415 Käferarten gibt es hier, davon sind 150 auf Totholz angewiesen. Dazu über 400 verschiedene Nachtschmetterlinge und 220 Pilzarten. Ralf Straußberger, der heutige Waldreferent des Bundes Naturschutz, hat diese "Perle der Naturwälder" vor 15 Jahren erforscht und war auf Arten gestoßen, die in ganz Deutschland bereits als ausgestorben galten. Naturschützer sind sich einig: "Mit diesem einzigartigen Artenspektrum ist der Teichelberg nicht nur bayernweit unersetzlich, sondern ist von nationaler Bedeutung." Ungenutzte alte Laubwälder seien in Deutschland extrem selten. In ihnen lebten viele verschiedene Waldvögel und Fledermäuse, Wildkatzen und manchmal auch der Luchs. Am Teichelberg leben zwei Wildkatzenfamilien.

1996 wurden noch einmal 26 Hektar des Teichelbergs für den Basaltabbau freigegeben, die inzwischen abgebaut sind. Die verbliebene Fläche wurde 1996 zusätzlich als Naturschutzgebiet und 2006 als europäisches Schutzgebiet (FFH-Gebiet) ausgewiesen. Die gesamte Schutzfläche beträgt 115 Hektar. Das Waldgebiet steht also unter dreifachem Schutz.
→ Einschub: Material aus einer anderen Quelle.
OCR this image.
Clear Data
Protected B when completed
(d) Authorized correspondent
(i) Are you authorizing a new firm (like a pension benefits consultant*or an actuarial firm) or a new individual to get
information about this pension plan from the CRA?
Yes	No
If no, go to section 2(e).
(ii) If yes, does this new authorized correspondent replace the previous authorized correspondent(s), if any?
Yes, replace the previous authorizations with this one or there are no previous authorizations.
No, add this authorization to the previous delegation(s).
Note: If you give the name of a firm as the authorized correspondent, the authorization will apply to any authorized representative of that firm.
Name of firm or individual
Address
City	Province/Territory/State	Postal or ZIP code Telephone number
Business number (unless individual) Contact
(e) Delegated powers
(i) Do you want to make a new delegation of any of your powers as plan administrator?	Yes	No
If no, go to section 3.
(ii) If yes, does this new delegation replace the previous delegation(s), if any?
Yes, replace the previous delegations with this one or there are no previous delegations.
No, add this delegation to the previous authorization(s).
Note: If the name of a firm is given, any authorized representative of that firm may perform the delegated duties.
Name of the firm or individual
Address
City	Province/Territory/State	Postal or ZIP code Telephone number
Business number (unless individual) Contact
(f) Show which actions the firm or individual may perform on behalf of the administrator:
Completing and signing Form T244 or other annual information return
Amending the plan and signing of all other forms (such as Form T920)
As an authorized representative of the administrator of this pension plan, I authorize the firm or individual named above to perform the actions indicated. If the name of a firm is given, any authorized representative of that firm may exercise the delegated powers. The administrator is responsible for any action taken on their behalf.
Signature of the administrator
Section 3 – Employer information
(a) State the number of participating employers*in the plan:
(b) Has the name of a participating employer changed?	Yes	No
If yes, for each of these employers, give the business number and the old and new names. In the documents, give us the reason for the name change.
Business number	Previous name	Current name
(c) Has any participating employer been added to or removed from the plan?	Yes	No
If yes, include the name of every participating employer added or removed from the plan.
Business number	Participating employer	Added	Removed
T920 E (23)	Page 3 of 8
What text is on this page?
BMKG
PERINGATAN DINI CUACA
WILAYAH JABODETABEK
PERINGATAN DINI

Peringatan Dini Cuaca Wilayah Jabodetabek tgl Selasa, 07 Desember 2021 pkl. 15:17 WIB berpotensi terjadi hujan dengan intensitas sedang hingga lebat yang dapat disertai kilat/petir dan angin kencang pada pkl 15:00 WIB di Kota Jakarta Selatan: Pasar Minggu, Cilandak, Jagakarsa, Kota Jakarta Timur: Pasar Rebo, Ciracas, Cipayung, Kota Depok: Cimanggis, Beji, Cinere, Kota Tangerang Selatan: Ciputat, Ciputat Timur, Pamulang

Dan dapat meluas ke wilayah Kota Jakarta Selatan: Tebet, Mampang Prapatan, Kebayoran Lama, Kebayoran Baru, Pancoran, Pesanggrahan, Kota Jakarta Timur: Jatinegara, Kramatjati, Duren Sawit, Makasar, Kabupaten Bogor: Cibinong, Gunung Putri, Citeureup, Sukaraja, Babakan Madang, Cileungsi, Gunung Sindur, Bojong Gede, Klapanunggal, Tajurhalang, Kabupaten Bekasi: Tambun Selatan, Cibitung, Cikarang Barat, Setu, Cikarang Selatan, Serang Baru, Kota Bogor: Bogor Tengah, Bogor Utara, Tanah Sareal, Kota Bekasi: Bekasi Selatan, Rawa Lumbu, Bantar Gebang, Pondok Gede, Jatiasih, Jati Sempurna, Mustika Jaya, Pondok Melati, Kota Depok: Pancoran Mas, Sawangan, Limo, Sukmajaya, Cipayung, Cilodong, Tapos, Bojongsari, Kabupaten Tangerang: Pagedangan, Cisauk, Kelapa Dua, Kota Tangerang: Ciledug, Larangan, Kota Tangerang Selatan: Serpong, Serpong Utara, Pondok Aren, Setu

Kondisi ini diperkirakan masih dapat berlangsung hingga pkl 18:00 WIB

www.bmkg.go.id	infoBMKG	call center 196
Ernst Tippmann vom Naturpark Steinwald betonte, wie wichtig dieses Schutzgebiet sei.

Auf die versteckten Schäden wies Straußberger hin. "Vor 15 Jahren fanden wir noch 57 Schneckenarten, darunter Kostbarkeiten wie die Gestreifte Windelschnecke und die Weitgenabelte Kristallschnecke. Manche Art ist seitdem verschwunden, der Wald wird zu trocken."

Der Teichelberg sei noch immer in großer Gefahr. Es solle noch weiter abgebaut werden, erläuterte BN-Kreisvorsitzender Josef Siller. Gehe es nach der Basalt AG, dann wird die ganze Kuppe des Berges mit ihrem Urwald den Baggern zum Opfer fallen. 2011 hat die Firma den Abbau von weiteren 37 Hektar beantragt. Obwohl die Höhere Naturschutzbehörde in Regensburg den Antrag strikt abgelehnte, verfolgt die Basalt AG ihre Pläne weiter. Dahinter steht der Werhahn-Konzern. Dieser ist europaweit aktiv und betreibt allein in Deutschland über 100 Steinbrüche.

Seit mehreren Jahren liegt der Antrag auf Abbau beim Bergbauamt in Bayreuth. "Wird er genehmigt, so bedeutet das die Zerstörung der ,Arche Noah Teichelberg' ", sagte Siller. Der Teichelberg sei im Besitz des Freistaats Bayern. Siller nannte es einen Skandal, dass der Freistaat nicht in der Lage sei, seine eigenen Naturschutzgebiete zu schützen.

Der BN werde um den Teichelberg kämpfen. "Wenn der Teichelberg fällt, dann ist kein Naturschutzgebiet mehr sicher." Ralf Straußberger bekräftige "Der Teichelberg ist so wichtig wie das Riedberger Horn. Wenn nötig, wird der Bund Naturschutz durch alle Instanzen klagen."